Another reason for pursuing the Earth BioGenome Project now is that we are currently amid what is being called the sixth mass extinction event. Some estimates suggest that 50% of the species on earth will be extinct by 2050. This project, therefore, will represent a slice in time of the biodiversity on this planet. Even if we can’t keep all these species from going extinct, we would still hold genomic information that could potentially allow us to resurrect them in the future, similar to what is being attempted with the woolly mammoth.

Aside from starting up Jurassic Park in real life, having a clear view of biodiversity will create data-driven plans for conservation.

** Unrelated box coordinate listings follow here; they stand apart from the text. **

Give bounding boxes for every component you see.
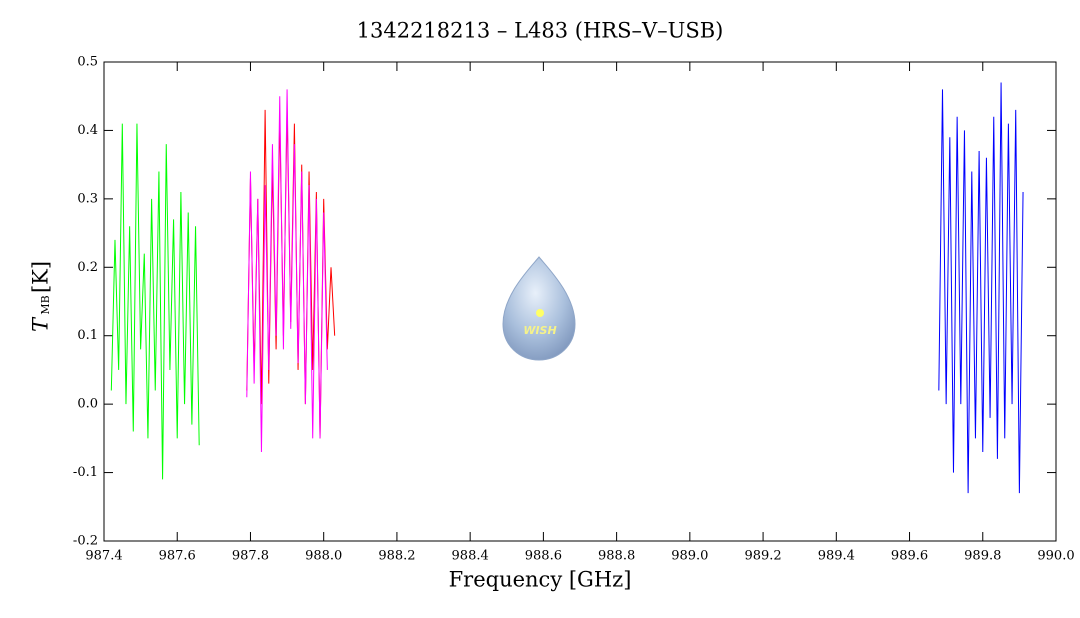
- spectrum-line: [246, 109, 336, 439]
- x-tick-label: 987.6: [159, 549, 196, 564]
- x-tick-label: 989.0: [671, 549, 708, 564]
- y-tick-label: -0.2: [73, 534, 98, 549]
- x-tick-label: 988.2: [378, 549, 415, 564]
- y-tick-label: 0.4: [77, 123, 98, 138]
- logo: WISH: [502, 256, 576, 361]
- chart-title: 1342218213 – L483 (HRS–V–USB): [357, 19, 724, 43]
- x-tick-label: 988.4: [452, 549, 489, 564]
- spectrum-line: [110, 123, 200, 480]
- x-tick-label: 989.4: [818, 549, 855, 564]
- x-tick-label: 988.0: [305, 549, 342, 564]
- x-tick-label: 987.8: [232, 549, 269, 564]
- plot-frame: [103, 61, 1057, 542]
- spectrum-line: [246, 89, 328, 453]
- y-axis-label-symbol: T: [29, 316, 53, 332]
- y-axis-label-unit: [K]: [29, 261, 53, 293]
- y-tick-label: 0.2: [77, 260, 98, 275]
- spectrum-line: [938, 82, 1024, 494]
- logo-text: WISH: [523, 324, 556, 337]
- x-tick-label: 988.6: [525, 549, 562, 564]
- x-tick-label: 987.4: [85, 549, 122, 564]
- x-tick-label: 989.2: [744, 549, 781, 564]
- y-axis-label-group: T MB [K]: [29, 261, 53, 332]
- y-tick-label: -0.1: [73, 465, 98, 480]
- y-tick-label: 0.5: [77, 55, 98, 70]
- x-axis-label: Frequency [GHz]: [449, 568, 632, 592]
- y-tick-label: 0.1: [77, 328, 98, 343]
- y-tick-label: 0.3: [77, 191, 98, 206]
- y-tick-label: 0.0: [77, 397, 98, 412]
- y-axis-label-subscript: MB: [39, 295, 52, 314]
- x-tick-label: 989.6: [891, 549, 928, 564]
- x-tick-label: 989.8: [964, 549, 1001, 564]
- x-tick-label: 990.0: [1037, 549, 1074, 564]
- x-tick-label: 988.8: [598, 549, 635, 564]
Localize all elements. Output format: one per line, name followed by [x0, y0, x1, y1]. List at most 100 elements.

A global genomic database would allow projects like the Forest Global Earth Observatory, a network of sites and scientists that study forest function and diversity, to more accurately track biodiversity and changes in species abundance. This would help us better understand how the environment is changing due to climate change and other human impacts.

The ever-growing human population is modifying our planet like nothing else has in the past; there is an increased need for food and for more efficient ways to produce it. Having the genomes of every plant on earth — not just those that are important to agriculture — will give insight into ways to improve crop yields and disease resistance. Researchers may even identify new crops that could be grown for future generations.

 
An extensive library of plant genomes may help us identify new crops to sustain the growing human population .  3268zauber/Wikimedia Commons  (CC BY-SA 3.0)

An extensive library of plant genomes may help us identify new crops to sustain the growing human population. 3268zauber/Wikimedia Commons (CC BY-SA 3.0)

 

One of the overlooked benefits of this kind of work is the potential for new pharmaceuticals. The vast majority of our modern drugs are sourced from nature; even if they are synthetically produced now, the blueprint was most likely copied from the wild. New pharmaceuticals could potentially be used not only to cure cancers but also to stave off the oncoming issue of antibiotic resistance.

Perhaps the most exciting aspect of this project is that it may give us a clearer understanding of evolution itself. The fundamental level at which evolution acts is in genetics, and having genomic information for every species would help us understand the evolutionary process and allow for more a robust tree of life. It is impossible to know how a more thorough understanding of evolution will affect our understanding of life.

This project, expected to be completed in 10 years, will generate an entirely new view of biology and the process of evolution. The history of life is intricate, and will require serious and thorough work to fully understand, but the rewards for doing so will be great. From the small insights we have gained since 1977, when we first learnt how to read genomes, our world has become much richer and our appreciation for the complexity of life has grown deeper. The wealth of information gained through this endeavour will not only benefit humanity but will also influence how we interact with all other life on earth.